Both contracts rose more than 1% last week as Ukraine intensified strikes on Russian oil infrastructure, including the Primorsk export terminal  Russia’s largest oil-loading facility  and the Kirishinefteorgsintez refinery, one of the country’s two biggest plants.

“The attack suggests a growing willingness to disrupt international oil markets, which has the potential to add upside pressure on oil prices,” JPMorgan analysts led by Natasha Kaneva wrote in a note, referring to the Primorsk strike.

Also Read: Oil Prices Rise After OPEC+ Slows Output Hike

Primorsk has the capacity to load about 1 million barrels per day (bpd) of crude, making it the biggest export hub in western Russia. The Kirishi refinery, operated by Surgutneftegaz, processes around 17.7 million metric tonnes annually (355,000 bpd), equal to about 6.4% of Russia’s total refining capacity.

Meanwhile, a company in Russia’s Bashkortostan region will maintain production despite a drone attack on Saturday, regional governor Radiy Khabirov said.

Pressure on Moscow is intensifying as U.S. President Donald Trump reiterated on Sunday that he is willing to impose further sanctions on Russia but insisted Europe must match U.S. measures.

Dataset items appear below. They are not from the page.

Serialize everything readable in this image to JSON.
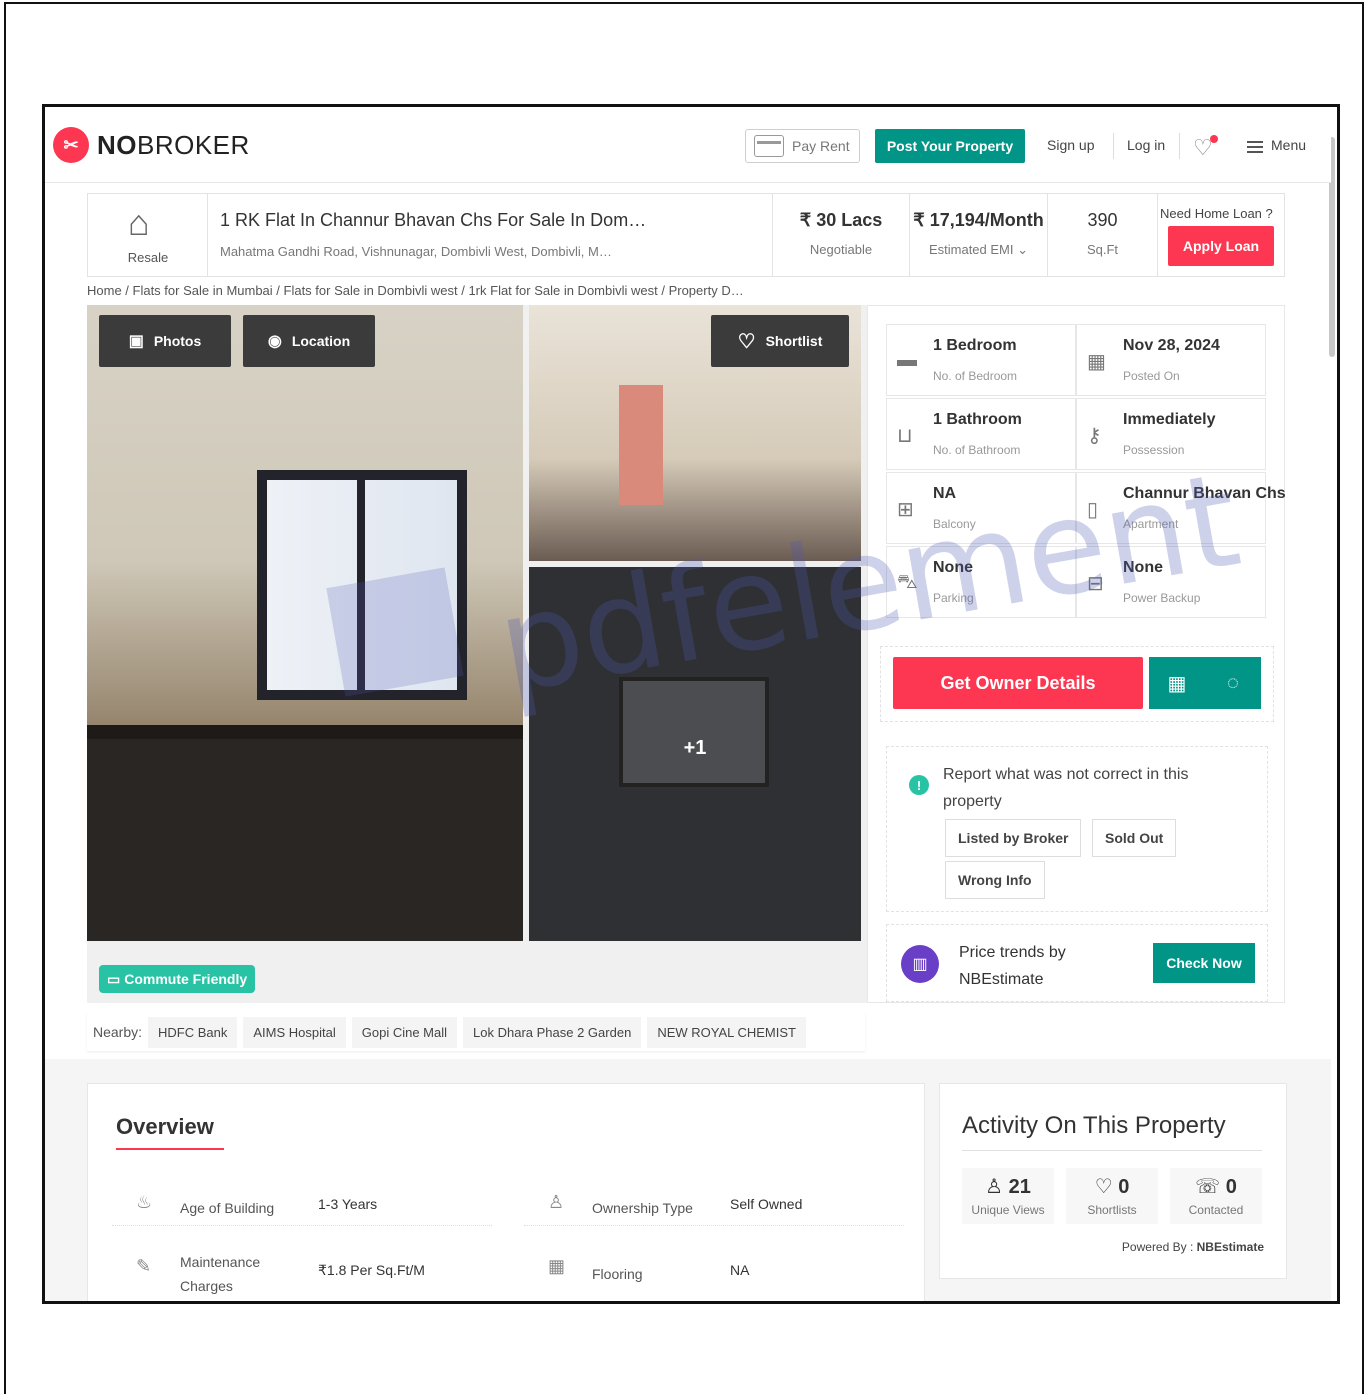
{
  "header": {
    "logo_no": "NO",
    "logo_broker": "BROKER",
    "pay_rent": "Pay Rent",
    "post_property": "Post Your Property",
    "sign_up": "Sign up",
    "log_in": "Log in",
    "menu": "Menu"
  },
  "summary": {
    "resale": "Resale",
    "title": "1 RK Flat In Channur Bhavan Chs For Sale In Dom…",
    "address": "Mahatma Gandhi Road, Vishnunagar, Dombivli West, Dombivli, M…",
    "price": "₹ 30 Lacs",
    "price_sub": "Negotiable",
    "emi": "₹ 17,194/Month",
    "emi_sub": "Estimated EMI",
    "area": "390",
    "area_sub": "Sq.Ft",
    "loan_q": "Need Home Loan ?",
    "apply_loan": "Apply Loan"
  },
  "breadcrumb": "Home / Flats for Sale in Mumbai / Flats for Sale in Dombivli west / 1rk Flat for Sale in Dombivli west / Property D…",
  "gallery": {
    "photos": "Photos",
    "location": "Location",
    "shortlist": "Shortlist",
    "more": "+1",
    "commute": "Commute Friendly"
  },
  "details": {
    "cells": [
      {
        "value": "1 Bedroom",
        "sub": "No. of Bedroom",
        "icon": "bed-icon"
      },
      {
        "value": "Nov 28, 2024",
        "sub": "Posted On",
        "icon": "calendar-icon"
      },
      {
        "value": "1 Bathroom",
        "sub": "No. of Bathroom",
        "icon": "bathtub-icon"
      },
      {
        "value": "Immediately",
        "sub": "Possession",
        "icon": "key-icon"
      },
      {
        "value": "NA",
        "sub": "Balcony",
        "icon": "balcony-icon"
      },
      {
        "value": "Channur Bhavan Chs",
        "sub": "Apartment",
        "icon": "building-icon"
      },
      {
        "value": "None",
        "sub": "Parking",
        "icon": "car-icon"
      },
      {
        "value": "None",
        "sub": "Power Backup",
        "icon": "battery-icon"
      }
    ],
    "get_owner": "Get Owner Details",
    "report_text": "Report what was not correct in this property",
    "chips": [
      "Listed by Broker",
      "Sold Out",
      "Wrong Info"
    ],
    "trend_text": "Price trends by NBEstimate",
    "check_now": "Check Now"
  },
  "nearby": {
    "label": "Nearby:",
    "items": [
      "HDFC Bank",
      "AIMS Hospital",
      "Gopi Cine Mall",
      "Lok Dhara Phase 2 Garden",
      "NEW ROYAL CHEMIST"
    ]
  },
  "overview": {
    "title": "Overview",
    "rows": [
      {
        "label": "Age of Building",
        "value": "1-3 Years"
      },
      {
        "label": "Ownership Type",
        "value": "Self Owned"
      },
      {
        "label": "Maintenance Charges",
        "value": "₹1.8 Per Sq.Ft/M"
      },
      {
        "label": "Flooring",
        "value": "NA"
      }
    ]
  },
  "activity": {
    "title": "Activity On This Property",
    "views": "21",
    "views_label": "Unique Views",
    "shortlists": "0",
    "shortlists_label": "Shortlists",
    "contacted": "0",
    "contacted_label": "Contacted",
    "powered_by": "Powered By :",
    "powered_name": "NBEstimate"
  },
  "watermark": "pdfelement",
  "colors": {
    "brand_red": "#fd3752",
    "teal": "#009587",
    "commute": "#28c3a5"
  }
}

“Europe is buying oil from Russia. I don’t want them to buy oil,” Trump told reporters. “And the sanctions they’re putting on are not tough enough. I’m willing to impose sanctions, but they will have to toughen theirs to be commensurate with mine.”

Investors are also watching U.S.–China trade talks in Madrid that began on Sunday, as Washington presses its allies to impose tariffs on Chinese imports over Beijing’s purchases of Russian oil.

In the United States, weaker job-creation data and rising inflation last week heightened concerns about growth in the world’s largest economy and top oil consumer, even as the Federal Reserve is expected to cut interest rates at its 16–17 September meeting.